I heard rain and thunder
I spit on the sidewalk today and it landed right in the crack between the slabs. I knew that had to be a good thing somehow, remembering from grade school how stepping on cracks was a bad thing or it meant you wanted to kiss the girl with buckteeth.
Later, I was unlocking the newsroom, thinking of how I mumble, and I heard someone in the coffeehouse say the word “mumble.” Something clicked about that—when the static chaos life seems to sync up in even the smallest details.
You think of a song a second before it comes on the radio—the light changes just as you’re coming at it.
I was at a bar last Saturday. A basement bar with license-plate-topped tables, a dirty floor, the walls covered in ads for specials they weren’t offering anymore, and a jukebox. It was my turn to pay the dollar for four plays. I put the dollar in and punched in the album code for The Doors and before I could get the song code in I heard rain, and then thunder.

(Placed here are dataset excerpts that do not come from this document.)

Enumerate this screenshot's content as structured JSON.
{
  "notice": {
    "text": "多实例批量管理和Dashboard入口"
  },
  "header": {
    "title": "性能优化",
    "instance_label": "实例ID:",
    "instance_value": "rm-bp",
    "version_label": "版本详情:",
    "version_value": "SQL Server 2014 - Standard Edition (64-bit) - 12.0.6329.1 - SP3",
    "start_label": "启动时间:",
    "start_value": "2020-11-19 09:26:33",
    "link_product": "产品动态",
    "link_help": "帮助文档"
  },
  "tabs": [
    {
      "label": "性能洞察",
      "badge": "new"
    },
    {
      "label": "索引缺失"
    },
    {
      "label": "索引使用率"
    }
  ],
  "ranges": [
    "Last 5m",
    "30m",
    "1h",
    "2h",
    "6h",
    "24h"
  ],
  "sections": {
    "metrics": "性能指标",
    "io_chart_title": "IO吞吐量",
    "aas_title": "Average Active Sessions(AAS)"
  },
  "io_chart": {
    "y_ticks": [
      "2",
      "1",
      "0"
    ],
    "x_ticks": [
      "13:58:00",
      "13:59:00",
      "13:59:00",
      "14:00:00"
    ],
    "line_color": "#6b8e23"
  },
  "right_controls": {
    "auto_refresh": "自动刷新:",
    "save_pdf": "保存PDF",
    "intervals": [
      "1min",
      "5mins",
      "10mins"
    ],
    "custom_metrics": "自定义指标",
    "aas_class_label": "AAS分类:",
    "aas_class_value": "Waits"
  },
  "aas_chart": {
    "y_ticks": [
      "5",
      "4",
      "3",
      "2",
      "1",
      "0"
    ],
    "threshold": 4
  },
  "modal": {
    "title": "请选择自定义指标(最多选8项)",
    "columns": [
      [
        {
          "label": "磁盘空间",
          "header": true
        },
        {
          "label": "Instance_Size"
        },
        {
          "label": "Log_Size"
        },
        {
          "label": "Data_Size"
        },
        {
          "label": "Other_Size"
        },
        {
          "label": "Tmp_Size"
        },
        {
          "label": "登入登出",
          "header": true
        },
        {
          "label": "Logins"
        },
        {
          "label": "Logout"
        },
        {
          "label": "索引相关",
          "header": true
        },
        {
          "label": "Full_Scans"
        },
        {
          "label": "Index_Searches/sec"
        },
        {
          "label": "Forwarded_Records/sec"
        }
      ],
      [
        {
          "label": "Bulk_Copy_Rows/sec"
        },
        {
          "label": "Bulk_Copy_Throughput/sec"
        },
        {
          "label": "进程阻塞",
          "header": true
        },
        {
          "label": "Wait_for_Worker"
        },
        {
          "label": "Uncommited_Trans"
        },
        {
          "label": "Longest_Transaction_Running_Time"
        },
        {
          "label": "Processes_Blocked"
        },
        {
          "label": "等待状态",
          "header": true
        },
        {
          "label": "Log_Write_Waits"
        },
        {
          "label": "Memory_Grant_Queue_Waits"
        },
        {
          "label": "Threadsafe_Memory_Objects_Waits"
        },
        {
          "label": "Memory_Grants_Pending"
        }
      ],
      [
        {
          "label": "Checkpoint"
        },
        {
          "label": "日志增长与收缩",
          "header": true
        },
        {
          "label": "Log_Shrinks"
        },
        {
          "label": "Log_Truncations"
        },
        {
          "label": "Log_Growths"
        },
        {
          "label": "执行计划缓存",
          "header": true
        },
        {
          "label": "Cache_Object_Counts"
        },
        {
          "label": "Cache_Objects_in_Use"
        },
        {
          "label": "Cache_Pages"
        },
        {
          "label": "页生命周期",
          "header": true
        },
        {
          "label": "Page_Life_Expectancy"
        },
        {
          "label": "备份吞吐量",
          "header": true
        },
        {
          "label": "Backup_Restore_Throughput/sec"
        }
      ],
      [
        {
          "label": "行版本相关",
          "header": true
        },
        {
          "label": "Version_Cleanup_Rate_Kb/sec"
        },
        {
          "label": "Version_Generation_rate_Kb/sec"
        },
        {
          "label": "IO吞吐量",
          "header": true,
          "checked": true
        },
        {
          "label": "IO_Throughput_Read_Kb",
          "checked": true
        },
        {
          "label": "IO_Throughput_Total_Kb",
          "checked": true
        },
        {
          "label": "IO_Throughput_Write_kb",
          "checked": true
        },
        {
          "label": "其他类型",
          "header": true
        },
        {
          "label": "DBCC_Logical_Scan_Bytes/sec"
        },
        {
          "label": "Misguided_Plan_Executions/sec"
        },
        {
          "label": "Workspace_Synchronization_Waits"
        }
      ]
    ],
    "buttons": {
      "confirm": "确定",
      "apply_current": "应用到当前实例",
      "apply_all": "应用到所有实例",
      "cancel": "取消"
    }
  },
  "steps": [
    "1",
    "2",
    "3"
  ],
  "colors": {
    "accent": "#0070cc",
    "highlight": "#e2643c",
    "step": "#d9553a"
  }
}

The opening bass of “Riders on the Storm” started. Then those first clean notes from the keyboard.
The song is the perfect articulation of the human condition. My father, a devote Catholic and fiscal conservative told me this when I was too young to understand how right he was.
It all there right down to the phrase. There is a darkness, a hopelessness, a mystery. Morrison sings it slowly—nothing breaks pace. We’re here now and we’re riding it out.
The barroom was thick with smoke and I sat down. There was a mystery here beyond coincidence—how sometimes the exact things we want happen almost in response to our will. How that song played right then when I wanted it.
We’ve shaped our belief systems like this, finding the things that must be good. Albert Einstein said the most important question we could ever ask is “Is the universe friendly?” The evidence can be hard to find. Theologians have developed theories of suffering and moral equations.
Looking for a method of the universe is an attempt to get the spit to land right in the crack as much as we can—like praying for those good things that can only happen without our trying. We want the world to be graceful and our intentions to be blessed.
This thing we’re tossed into, this existence does have its moments: watching a cloud turn blue with lightning from your bedroom window or hearing the wind blow through the sill. But as long as were made out of the same stuff as the rest of this place—we’re exposed to its violence, its storms.
When it won’t be quelled and the thing just keeps bearing down on you, you can be like Morrison and write a song about it. Give someone else the insight you’ve had worn into you. There’s nobility in that.
Those insights can slow it down for someone else. Some kid standing in front of a juke box, spitting on the sidewalk, waiting at a red light, wanting to know things. We need those moments because grace isn’t how this place works; it’s only what keeps us moving.
Out of the darkness there seems to be a shift in existence. The churning calms long enough to see to the bottom. Though we’re never quite sure what we’re looking at.